第16話
名前を得た僕は自分の生命、存在、魂へとその名を刻み込む。
「……凄まじく安直ね。でも、まぁ本人が受け入れているのだし、それで良いかしら。じゃあ、次の話に質問に移りましょうか」
僕がそんなことをしている間に珠美がどんどん先へ先へと話を進めていく。
「何かこれと言った目標はありますか?……か、なるほど。そうね……目標か……私の目標は変わらず日本一の配信者になることだけど、もうチャンネル登録者数的に言えば既に日本一で、なおかつ平均視聴者数も日本一。私の目標既にちょっと達成しちゃっている感があるのよねぇ……私的にはもっともっと上に、もっともっと有名になりたいから、こんなものじゃ全然足りないのだけど」
「おぉー、向上心たっぷり」
「リーフは何かあるかしら?」
「私は……よく考えて見れば何もないや。
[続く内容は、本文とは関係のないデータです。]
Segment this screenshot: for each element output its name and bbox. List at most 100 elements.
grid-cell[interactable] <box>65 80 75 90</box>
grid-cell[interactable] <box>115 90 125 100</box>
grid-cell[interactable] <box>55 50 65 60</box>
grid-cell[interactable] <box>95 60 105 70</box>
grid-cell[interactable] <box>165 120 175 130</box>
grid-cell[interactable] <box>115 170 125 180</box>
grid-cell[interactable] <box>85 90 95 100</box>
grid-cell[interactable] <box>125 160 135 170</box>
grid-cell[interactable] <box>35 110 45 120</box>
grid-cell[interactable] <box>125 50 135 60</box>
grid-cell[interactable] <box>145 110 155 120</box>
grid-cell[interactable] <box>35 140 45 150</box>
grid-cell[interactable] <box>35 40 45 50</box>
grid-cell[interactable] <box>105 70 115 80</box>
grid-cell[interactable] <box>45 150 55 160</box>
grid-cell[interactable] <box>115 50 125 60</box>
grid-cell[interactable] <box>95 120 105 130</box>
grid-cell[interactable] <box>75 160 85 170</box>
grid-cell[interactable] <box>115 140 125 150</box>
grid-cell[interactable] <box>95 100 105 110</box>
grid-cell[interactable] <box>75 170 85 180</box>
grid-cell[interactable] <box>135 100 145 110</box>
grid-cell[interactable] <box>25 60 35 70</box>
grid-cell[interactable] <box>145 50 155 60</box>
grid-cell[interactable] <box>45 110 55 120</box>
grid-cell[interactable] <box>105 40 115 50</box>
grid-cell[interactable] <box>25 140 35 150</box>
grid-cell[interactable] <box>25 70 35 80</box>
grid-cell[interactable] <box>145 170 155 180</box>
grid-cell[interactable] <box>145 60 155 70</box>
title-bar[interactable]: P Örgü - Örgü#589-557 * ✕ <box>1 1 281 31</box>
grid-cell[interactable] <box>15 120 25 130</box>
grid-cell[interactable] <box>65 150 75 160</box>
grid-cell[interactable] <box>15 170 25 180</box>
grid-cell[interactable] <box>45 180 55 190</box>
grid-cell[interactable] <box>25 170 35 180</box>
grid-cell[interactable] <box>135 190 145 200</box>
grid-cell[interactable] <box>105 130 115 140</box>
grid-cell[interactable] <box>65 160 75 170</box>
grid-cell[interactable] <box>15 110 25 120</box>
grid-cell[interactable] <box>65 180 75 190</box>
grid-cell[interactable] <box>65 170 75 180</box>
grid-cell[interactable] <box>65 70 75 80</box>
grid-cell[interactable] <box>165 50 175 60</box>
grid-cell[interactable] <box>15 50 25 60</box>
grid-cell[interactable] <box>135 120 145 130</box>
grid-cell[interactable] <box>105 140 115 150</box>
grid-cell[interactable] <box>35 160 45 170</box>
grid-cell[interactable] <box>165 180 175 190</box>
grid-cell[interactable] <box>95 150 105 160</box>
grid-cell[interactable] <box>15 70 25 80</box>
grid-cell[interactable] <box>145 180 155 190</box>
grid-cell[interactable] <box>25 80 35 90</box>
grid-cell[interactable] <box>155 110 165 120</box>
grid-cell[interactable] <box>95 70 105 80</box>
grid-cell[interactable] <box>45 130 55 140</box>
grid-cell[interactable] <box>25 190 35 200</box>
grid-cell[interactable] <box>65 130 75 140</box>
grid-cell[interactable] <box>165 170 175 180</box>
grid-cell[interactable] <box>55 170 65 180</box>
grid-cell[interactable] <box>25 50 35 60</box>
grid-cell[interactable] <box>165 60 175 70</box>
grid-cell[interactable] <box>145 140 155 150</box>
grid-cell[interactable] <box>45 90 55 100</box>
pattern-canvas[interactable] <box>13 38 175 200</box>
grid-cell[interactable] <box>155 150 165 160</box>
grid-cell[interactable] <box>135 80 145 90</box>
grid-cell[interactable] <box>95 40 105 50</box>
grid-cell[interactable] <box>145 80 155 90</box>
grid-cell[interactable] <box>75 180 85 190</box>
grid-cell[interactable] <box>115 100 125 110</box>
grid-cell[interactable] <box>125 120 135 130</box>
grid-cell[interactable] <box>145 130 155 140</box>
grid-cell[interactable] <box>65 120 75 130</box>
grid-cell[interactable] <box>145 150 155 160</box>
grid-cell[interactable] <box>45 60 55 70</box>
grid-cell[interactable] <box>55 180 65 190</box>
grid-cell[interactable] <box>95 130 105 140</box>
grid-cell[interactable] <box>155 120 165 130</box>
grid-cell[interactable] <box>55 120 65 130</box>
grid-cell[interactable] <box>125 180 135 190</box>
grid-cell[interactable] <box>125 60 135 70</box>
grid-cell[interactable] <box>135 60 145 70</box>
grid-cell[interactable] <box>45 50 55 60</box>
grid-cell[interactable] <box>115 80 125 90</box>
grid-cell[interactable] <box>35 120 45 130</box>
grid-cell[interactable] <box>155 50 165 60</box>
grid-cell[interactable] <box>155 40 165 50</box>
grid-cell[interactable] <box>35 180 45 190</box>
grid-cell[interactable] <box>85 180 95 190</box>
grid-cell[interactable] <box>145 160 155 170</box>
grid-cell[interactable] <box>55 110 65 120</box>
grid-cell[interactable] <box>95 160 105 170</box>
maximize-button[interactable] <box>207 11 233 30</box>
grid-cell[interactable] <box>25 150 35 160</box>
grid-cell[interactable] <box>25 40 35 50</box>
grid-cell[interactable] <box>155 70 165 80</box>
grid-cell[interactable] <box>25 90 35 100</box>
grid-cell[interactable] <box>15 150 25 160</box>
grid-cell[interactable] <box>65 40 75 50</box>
ダンジョンに潜り始めた理由は今日の晩飯のお金を稼ぐため。配信を始めたのもしっかりとダンジョンに潜るようになったのもイムちゃんが私の背中を押したからで……イムちゃんは何かある?」
『ひとまずダンジョン10階層に行きたいな。ダンジョン10階層には色々と特典があって……若干の裏技チックなのを使えば僕が人間としての姿を得られるようになるんだよね。スライムとしてではなく人間の姿で街を歩きたい」
スライムの体は便利だが、やはり人間の体が恋しい。
「おぉー!良いじゃん!イムちゃんの人化!ふへへ。よし、ダンジョン10階層だね……絶対に行ってあげる!」
「じゃあ、私たちパーティー全体の目標をダンジョン10階層の到達にしましょうか」
『あっ、もちろんボスは倒してね?』
「えぇ、もちろん……高校生のうちには達成してみせるわ」
『頼もしいね』
「じゃあ……次の質問はスライムに知性はありますか?……ッ、これは」
質問を読み上げた珠美は僕の方へと視線を送ってくる。
『あるぞ。知性』
僕はさらっとなんでもないことかのように質問へと答える。